Wer schon mal in Rheda-Wiedenbrück war – und das war natürlich jeder Möbler schon mal –, der ist auch schon zigmal an diesem Megakomplex vorbeigefahren. Weit über einen Kilometer zieht sich das Firmengelände der Westag AG. Als Nicht-Ostwestfale hat man manchmal den Eindruck, Rheda-Wiedenbrück ist: historische Altstadt, Tönnies und die Westag.

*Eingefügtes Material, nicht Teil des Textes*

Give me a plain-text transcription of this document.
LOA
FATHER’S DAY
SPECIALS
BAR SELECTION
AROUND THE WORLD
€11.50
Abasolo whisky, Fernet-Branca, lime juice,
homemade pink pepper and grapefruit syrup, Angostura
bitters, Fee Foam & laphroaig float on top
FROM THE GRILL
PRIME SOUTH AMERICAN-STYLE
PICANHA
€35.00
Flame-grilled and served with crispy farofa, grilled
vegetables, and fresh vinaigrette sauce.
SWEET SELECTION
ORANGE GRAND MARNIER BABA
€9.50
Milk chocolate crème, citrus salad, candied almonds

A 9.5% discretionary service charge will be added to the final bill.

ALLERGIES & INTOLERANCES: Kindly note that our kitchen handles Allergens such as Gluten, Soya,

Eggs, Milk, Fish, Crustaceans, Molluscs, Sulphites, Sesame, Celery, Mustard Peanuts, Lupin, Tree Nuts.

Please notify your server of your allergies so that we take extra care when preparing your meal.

Westag & Getalit AG – so hieß das Unternehmen bis vor ein paar Tagen. Getalit wurde zum 1. August aus dem Firmennamen gestrichen. „Wir heißen ja auch nicht Westag & Getalit & Türen AG“, sagt Michael Sindram und schmunzelt. Getalit ist seit den 60er Jahren ein bestens bekannter Markenname für ein Material, das früher jeder kannte. Früher. Die Getalit-Geschichte passt gut zum Gesamtbild der Westag in den vergangenen Jahrzehnten mit Fokus auf Produkte und die eigene Ingenieurs- und Handwerkskunst. Aber reden wollte darüber niemand. Muss ja keiner wissen. So war das.Heute steht Sindram in der Alten Fügerei auf dem Werksgelände der Westag, in einem superfrisch aufgemachten neuen Showroom. Salvatore Figliuzzi steht auch hier. Beide haben gute Laune. Sie kennen sich aus gemeinsamen Zeiten bei der Wrede Holding. Sindram war dort CEO, bevor Thomas Wrede Interprint an den Japaner Toppan verkaufte (INSIDE 1070/71). Und Figliuzzi war Salvatore Figliuzzi, der Marketing- und Design-Chef bei Interprint in Arnsberg.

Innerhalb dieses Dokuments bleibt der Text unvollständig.